The Supreme Court’s affirmation of the Affordable Patient Care Act/Obamacare virtually intact is being heralded as a great victory for the administration. I believe the triumph will be short-lived, that it will ultimately be considered a pyrrhic victory, and that inclusion of the word “affordable” within the legislation will come to be regarded as comical.
The American people should be able to agree that our health care system is broken and in dire need of repair. We spend the greatest amount of money per capita on health care, yet we are one of the sickest, most drug-dependent and drug-addicted nations in the world.
One would think that our elected officials would look to other nations which deliver health care efficiently and in a cost-effective manner to determine their best practices in the hope of modeling our system after theirs, but it is clear that this was not done in the formulation of this omnibus legislation which few, if any members, of Congress read or fully understood.
Even independent economic analyses conclude that the provisions of the plan shall increase government expenditures for health care to the tune of hundreds of billions of dollars that we do not have, more money that will have to be borrowed on top of our current $16 trillion millstone. One cannot magically add coverage for children up the age of 26, throw millions more Medicaid recipients onto the welfare rolls, and offer other niceties without fiscal calamity and the facilitation of a new level of entitlement.

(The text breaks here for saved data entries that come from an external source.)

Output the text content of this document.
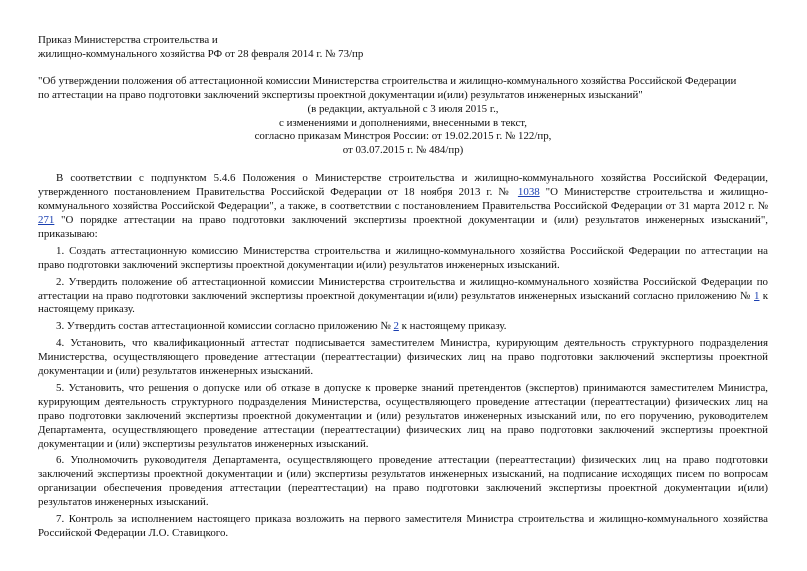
Приказ Министерства строительства и
жилищно-коммунального хозяйства РФ от 28 февраля 2014 г. № 73/пр
"Об утверждении положения об аттестационной комиссии Министерства строительства и жилищно-коммунального хозяйства Российской Федерации
по аттестации на право подготовки заключений экспертизы проектной документации и(или) результатов инженерных изысканий"
(в редакции, актуальной с 3 июля 2015 г.,
с изменениями и дополнениями, внесенными в текст,
согласно приказам Минстроя России: от 19.02.2015 г. № 122/пр,
от 03.07.2015 г. № 484/пр)

В соответствии с подпунктом 5.4.6 Положения о Министерстве строительства и жилищно-коммунального хозяйства Российской Федерации, утвержденного постановлением Правительства Российской Федерации от 18 ноября 2013 г. № 1038 "О Министерстве строительства и жилищно-коммунального хозяйства Российской Федерации", а также, в соответствии с постановлением Правительства Российской Федерации от 31 марта 2012 г. № 271 "О порядке аттестации на право подготовки заключений экспертизы проектной документации и (или) результатов инженерных изысканий", приказываю:

1. Создать аттестационную комиссию Министерства строительства и жилищно-коммунального хозяйства Российской Федерации по аттестации на право подготовки заключений экспертизы проектной документации и(или) результатов инженерных изысканий.

2. Утвердить положение об аттестационной комиссии Министерства строительства и жилищно-коммунального хозяйства Российской Федерации по аттестации на право подготовки заключений экспертизы проектной документации и(или) результатов инженерных изысканий согласно приложению № 1 к настоящему приказу.

3. Утвердить состав аттестационной комиссии согласно приложению № 2 к настоящему приказу.

4. Установить, что квалификационный аттестат подписывается заместителем Министра, курирующим деятельность структурного подразделения Министерства, осуществляющего проведение аттестации (переаттестации) физических лиц на право подготовки заключений экспертизы проектной документации и (или) результатов инженерных изысканий.

5. Установить, что решения о допуске или об отказе в допуске к проверке знаний претендентов (экспертов) принимаются заместителем Министра, курирующим деятельность структурного подразделения Министерства, осуществляющего проведение аттестации (переаттестации) физических лиц на право подготовки заключений экспертизы проектной документации и (или) результатов инженерных изысканий или, по его поручению, руководителем Департамента, осуществляющего проведение аттестации (переаттестации) физических лиц на право подготовки заключений экспертизы проектной документации и (или) экспертизы результатов инженерных изысканий.

6. Уполномочить руководителя Департамента, осуществляющего проведение аттестации (переаттестации) физических лиц на право подготовки заключений экспертизы проектной документации и (или) экспертизы результатов инженерных изысканий, на подписание исходящих писем по вопросам организации обеспечения проведения аттестации (переаттестации) на право подготовки заключений экспертизы проектной документации и(или) результатов инженерных изысканий.

7. Контроль за исполнением настоящего приказа возложить на первого заместителя Министра строительства и жилищно-коммунального хозяйства Российской Федерации Л.О. Ставицкого.
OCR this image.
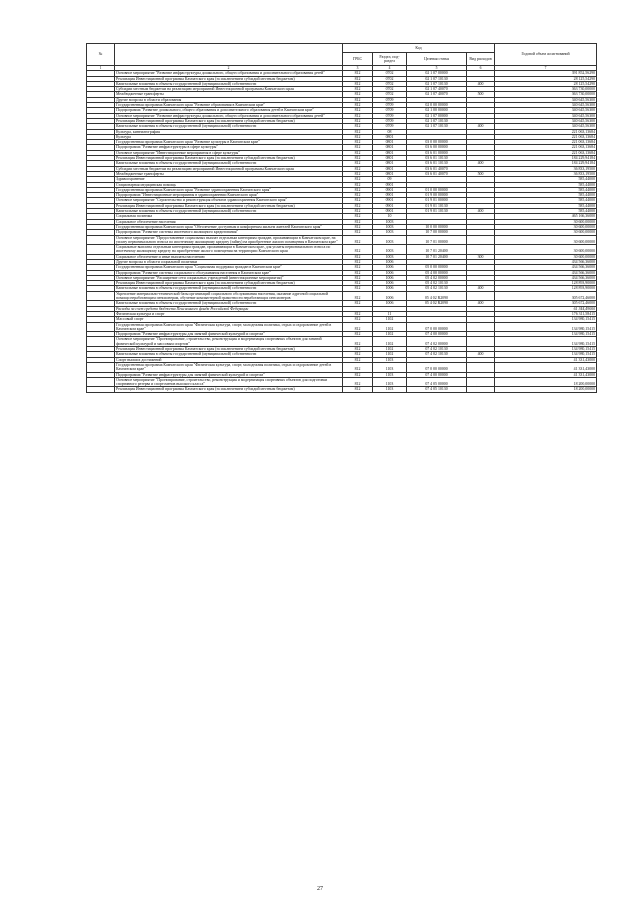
№		Код				Годовой объем ассигнований
		ГРБС	Раздел, под- раздел	Целевая статья	Вид расходов	
1	2	3	4	5	6	7
	Основное мероприятие "Развитие инфраструктуры дошкольного, общего образования и дополнительного образования детей"	812	0702	02 1 07 00000		391 852,56290
	Реализация Инвестиционной программы Камчатского края (за исключением субсидий местным бюджетам)	812	0702	02 1 07 10130		28 125,54290
	Капитальные вложения в объекты государственной (муниципальной) собственности	812	0702	02 1 07 10130	400	28 125,54290
	Субсидии местным бюджетам на реализацию мероприятий Инвестиционной программы Камчатского края	812	0702	02 1 07 40070		363 730,00000
	Межбюджетные трансферты	812	0702	02 1 07 40070	500	363 730,00000
	Другие вопросы в области образования	812	0709			340 645,56300
	Государственная программа Камчатского края "Развитие образования в Камчатском крае"	812	0709	02 0 00 00000		340 645,56300
	Подпрограмма "Развитие дошкольного, общего образования и дополнительного образования детей в Камчатском крае"	812	0709	02 1 00 00000		340 645,56300
	Основное мероприятие "Развитие инфраструктуры дошкольного, общего образования и дополнительного образования детей"	812	0709	02 1 07 00000		340 645,56300
	Реализация Инвестиционной программы Камчатского края (за исключением субсидий местным бюджетам)	812	0709	02 1 07 10130		340 645,56300
	Капитальные вложения в объекты государственной (муниципальной) собственности	812	0709	02 1 07 10130	400	340 645,56300
	Культура, кинематография	812	08			221 063,13684
	Культура	812	0801			221 063,13684
	Государственная программа Камчатского края "Развитие культуры в Камчатском крае"	812	0801	03 0 00 00000		221 063,13684
	Подпрограмма "Развитие инфраструктуры в сфере культуры"	812	0801	03 6 00 00000		221 063,13684
	Основное мероприятие "Инвестиционные мероприятия в сфере культуры"	812	0801	03 6 01 00000		221 063,13684
	Реализация Инвестиционной программы Камчатского края (за исключением субсидий местным бюджетам)	812	0801	03 6 01 10130		184 229,94184
	Капитальные вложения в объекты государственной (муниципальной) собственности	812	0801	03 6 01 10130	400	184 229,94184
	Субсидии местным бюджетам на реализацию мероприятий Инвестиционной программы Камчатского края	812	0801	03 6 01 40070		36 833,19500
	Межбюджетные трансферты	812	0801	03 6 01 40070	500	36 833,19500
	Здравоохранение	812	09			585,44000
	Стационарная медицинская помощь	812	0901			585,44000
	Государственная программа Камчатского края "Развитие здравоохранения Камчатского края"	812	0901	01 0 00 00000		585,44000
	Подпрограмма "Инвестиционные мероприятия в здравоохранении Камчатского края"	812	0901	01 9 00 00000		585,44000
	Основное мероприятие "Строительство и реконструкция объектов здравоохранения Камчатского края"	812	0901	01 9 01 00000		585,44000
	Реализация Инвестиционной программы Камчатского края (за исключением субсидий местным бюджетам)	812	0901	01 9 01 10130		585,44000
	Капитальные вложения в объекты государственной (муниципальной) собственности	812	0901	01 9 01 10130	400	585,44000
	Социальная политика	812	10			465 166,36000
	Социальное обеспечение населения	812	1003			30 600,00000
	Государственная программа Камчатского края "Обеспечение доступным и комфортным жильем жителей Камчатского края"	812	1003	10 0 00 00000		30 600,00000
	Подпрограмма "Развитие системы ипотечного жилищного кредитования"	812	1003	10 7 00 00000		30 600,00000
	Основное мероприятие "Предоставление социальных выплат отдельным категориям граждан, проживающим в Камчатском крае, на уплату первоначального взноса по ипотечному жилищному кредиту (займу) на приобретение жилого помещения в Камчатском крае"	812	1003	10 7 01 00000		30 600,00000
	Социальные выплаты отдельным категориям граждан, проживающим в Камчатском крае, для уплаты первоначального взноса по ипотечному жилищному кредиту на приобретение жилого помещения на территории Камчатского края	812	1003	10 7 01 20400		30 600,00000
	Социальное обеспечение и иные выплаты населению	812	1003	10 7 01 20400	300	30 600,00000
	Другие вопросы в области социальной политики	812	1006			434 566,36000
	Государственная программа Камчатского края "Социальная поддержка граждан в Камчатском крае"	812	1006	05 0 00 00000		434 566,36000
	Подпрограмма "Развитие системы социального обслуживания населения в Камчатском крае"	812	1006	05 4 00 00000		434 566,36000
	Основное мероприятие "Расширение сети социальных учреждений (инвестиционные мероприятия)"	812	1006	05 4 02 00000		434 566,36000
	Реализация Инвестиционной программы Камчатского края (за исключением субсидий местным бюджетам)	812	1006	05 4 02 10130		128 893,90000
	Капитальные вложения в объекты государственной (муниципальной) собственности	812	1006	05 4 02 10130	400	128 893,90000
	Укрепление материально-технической базы организаций социального обслуживания населения, оказание адресной социальной помощи неработающим пенсионерам, обучение компьютерной грамотности неработающих пенсионеров	812	1006	05 4 02 R2090		305 672,46000
	Капитальные вложения в объекты государственной (муниципальной) собственности	812	1006	05 4 02 R2090	400	305 672,46000
	Расходы за счет средств бюджета Пенсионного фонда Российской Федерации					61 344,49000
	Физическая культура и спорт	812	11			176 311,58415
	Массовый спорт	812	1102			134 980,15415
	Государственная программа Камчатского края "Физическая культура, спорт, молодежная политика, отдых и оздоровление детей в Камчатском крае"	812	1102	07 0 00 00000		134 980,15415
	Подпрограмма "Развитие инфраструктуры для занятий физической культурой и спортом"	812	1102	07 4 00 00000		134 980,15415
	Основное мероприятие "Проектирование, строительство, реконструкция и модернизация спортивных объектов для занятий физической культурой и массовым спортом"	812	1102	07 4 02 00000		134 980,15415
	Реализация Инвестиционной программы Камчатского края (за исключением субсидий местным бюджетам)	812	1102	07 4 02 10130		134 980,15415
	Капитальные вложения в объекты государственной (муниципальной) собственности	812	1102	07 4 02 10130	400	134 980,15415
	Спорт высших достижений	812	1103			41 331,43000
	Государственная программа Камчатского края "Физическая культура, спорт, молодежная политика, отдых и оздоровление детей в Камчатском крае"	812	1103	07 0 00 00000		41 331,43000
	Подпрограмма "Развитие инфраструктуры для занятий физической культурой и спортом"	812	1103	07 4 00 00000		41 331,43000
	Основное мероприятие "Проектирование, строительство, реконструкция и модернизация спортивных объектов для подготовки спортивного резерва и спортсменов высокого класса"	812	1103	07 4 05 00000		18 200,00000
	Реализация Инвестиционной программы Камчатского края (за исключением субсидий местным бюджетам)	812	1103	07 4 05 10130		18 200,00000
27
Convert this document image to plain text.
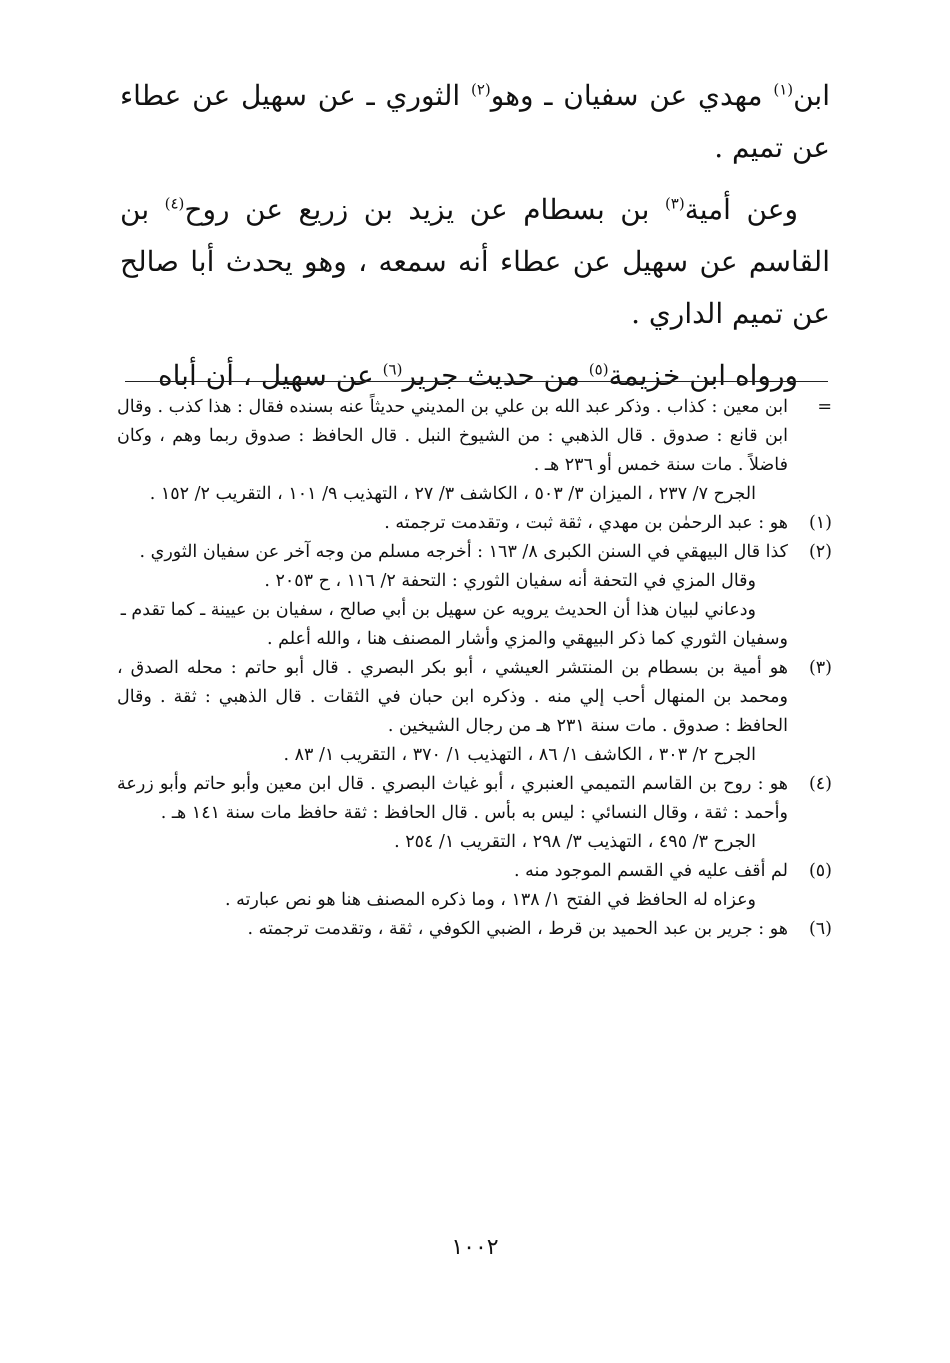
ابن$^{(١)}$ مهدي عن سفيان ـ وهو$^{(٢)}$ الثوري ـ عن سهيل عن عطاء عن تميم .

وعن أمية$^{(٣)}$ بن بسطام عن يزيد بن زريع عن روح$^{(٤)}$ بن القاسم عن سهيل عن عطاء أنه سمعه ، وهو يحدث أبا صالح عن تميم الداري .

ورواه ابن خزيمة$^{(٥)}$ من حديث جرير$^{(٦)}$ عن سهيل ، أن أباه

=
ابن معين : كذاب . وذكر عبد الله بن علي بن المديني حديثاً عنه بسنده فقال : هذا كذب . وقال ابن قانع : صدوق . قال الذهبي : من الشيوخ النبل . قال الحافظ : صدوق ربما وهم ، وكان فاضلاً . مات سنة خمس أو ٢٣٦ هـ .
الجرح ٧/ ٢٣٧ ، الميزان ٣/ ٥٠٣ ، الكاشف ٣/ ٢٧ ، التهذيب ٩/ ١٠١ ، التقريب ٢/ ١٥٢ .
(١)
هو : عبد الرحمٰن بن مهدي ، ثقة ثبت ، وتقدمت ترجمته .
(٢)
كذا قال البيهقي في السنن الكبرى ٨/ ١٦٣ : أخرجه مسلم من وجه آخر عن سفيان الثوري .
وقال المزي في التحفة أنه سفيان الثوري : التحفة ٢/ ١١٦ ، ح ٢٠٥٣ .
ودعاني لبيان هذا أن الحديث يرويه عن سهيل بن أبي صالح ، سفيان بن عيينة ـ كما تقدم ـ وسفيان الثوري كما ذكر البيهقي والمزي وأشار المصنف هنا ، والله أعلم .
(٣)
هو أمية بن بسطام بن المنتشر العيشي ، أبو بكر البصري . قال أبو حاتم : محله الصدق ، ومحمد بن المنهال أحب إلي منه . وذكره ابن حبان في الثقات . قال الذهبي : ثقة . وقال الحافظ : صدوق . مات سنة ٢٣١ هـ من رجال الشيخين .
الجرح ٢/ ٣٠٣ ، الكاشف ١/ ٨٦ ، التهذيب ١/ ٣٧٠ ، التقريب ١/ ٨٣ .
(٤)
هو : روح بن القاسم التميمي العنبري ، أبو غياث البصري . قال ابن معين وأبو حاتم وأبو زرعة وأحمد : ثقة ، وقال النسائي : ليس به بأس . قال الحافظ : ثقة حافظ مات سنة ١٤١ هـ .
الجرح ٣/ ٤٩٥ ، التهذيب ٣/ ٢٩٨ ، التقريب ١/ ٢٥٤ .
(٥)
لم أقف عليه في القسم الموجود منه .
وعزاه له الحافظ في الفتح ١/ ١٣٨ ، وما ذكره المصنف هنا هو نص عبارته .
(٦)
هو : جرير بن عبد الحميد بن قرط ، الضبي الكوفي ، ثقة ، وتقدمت ترجمته .
١٠٠٢
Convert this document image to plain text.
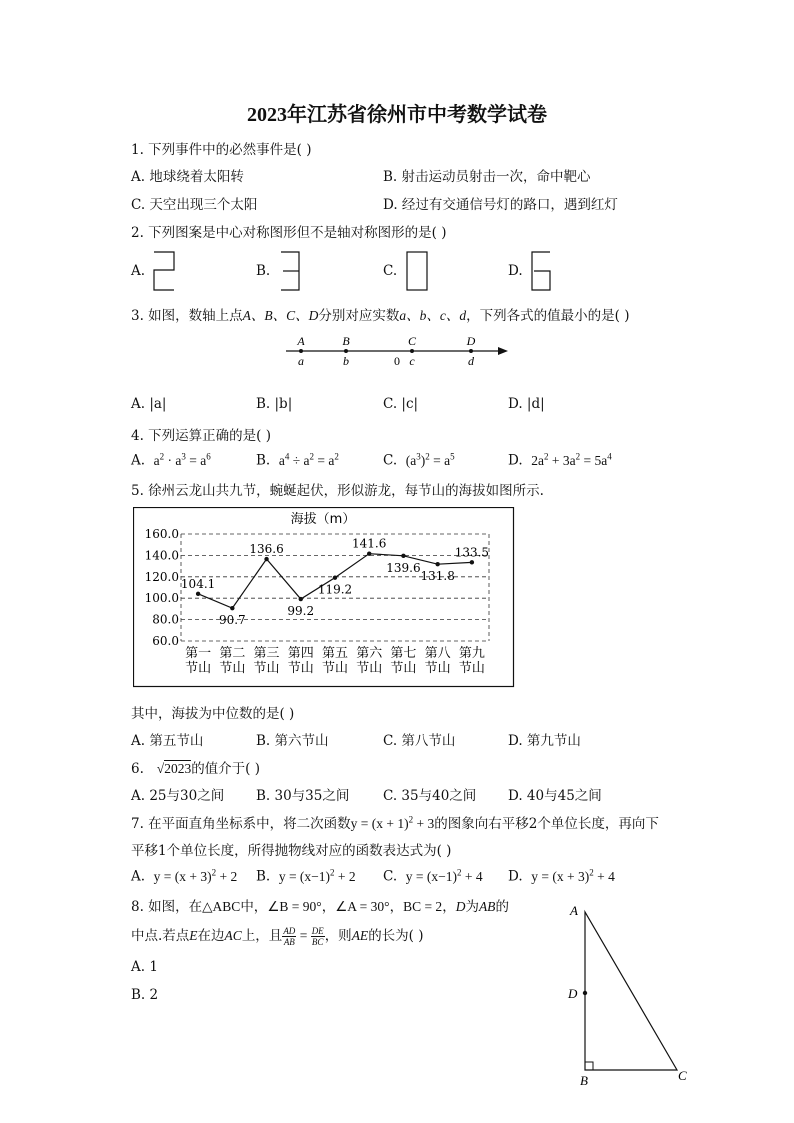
2023年江苏省徐州市中考数学试卷
1. 下列事件中的必然事件是( )
A. 地球绕着太阳转	B. 射击运动员射击一次，命中靶心
C. 天空出现三个太阳	D. 经过有交通信号灯的路口，遇到红灯
2. 下列图案是中心对称图形但不是轴对称图形的是( )
A.	B.	C.	D.
3. 如图，数轴上点A、B、C、D分别对应实数a、b、c、d，下列各式的值最小的是( )
A	B	C	D
a	b	0 c	d
A. |a|	B. |b|	C. |c|	D. |d|
4. 下列运算正确的是( )
A. $a^2 \cdot a^3 = a^6$	B. $a^4 \div a^2 = a^2$	C. $(a^3)^2 = a^5$	D. $2a^2 + 3a^2 = 5a^4$
5. 徐州云龙山共九节，蜿蜒起伏，形似游龙，每节山的海拔如图所示.
海拔（m）
160.0
140.0
120.0
100.0
80.0
60.0
104.1
90.7
136.6
99.2
119.2
141.6
139.6
131.8
133.5
第一
节山
第二
节山
第三
节山
第四
节山
第五
节山
第六
节山
第七
节山
第八
节山
第九
节山
其中，海拔为中位数的是( )
A. 第五节山	B. 第六节山	C. 第八节山	D. 第九节山
6. √2023的值介于( )
A. 25与30之间 B. 30与35之间 C. 35与40之间 D. 40与45之间
7. 在平面直角坐标系中，将二次函数$y = (x + 1)^2 + 3$的图象向右平移2个单位长度，再向下
平移1个单位长度，所得抛物线对应的函数表达式为( )
A. $y = (x + 3)^2 + 2$ B. $y = (x-1)^2 + 2$ C. $y = (x-1)^2 + 4$ D. $y = (x + 3)^2 + 4$
8. 如图，在△ABC中，∠B = 90°，∠A = 30°，BC = 2，D为AB的
中点.若点E在边AC上，且 $\frac{AD}{AB} = \frac{DE}{BC}$ ，则AE的长为( )
A. 1
B. 2
A
D
B	C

The upholding of the law may aid the president in his bid for re-election, but if he is returned to office, the ramifications of it will not be fully realized until he is firmly ensconced for a second term.
It is instructive to note that when the Medicare program was established in 1964, it was estimated to cost $10 billion per year by 1990. The economists were off by "just a bit"; the annual cost of Medicare in 1990 came to $107 billion. If similar "accuracy" is inherent in the Patient Care Act, then we are doomed.
I hope someday to understand why conservative Chief Justice John Roberts was willing to stamp his imprimatur upon what is destined to be one of the largest government social spending programs in our history. Did an individual who is to be insulated from political pressure for life somehow succumb to it?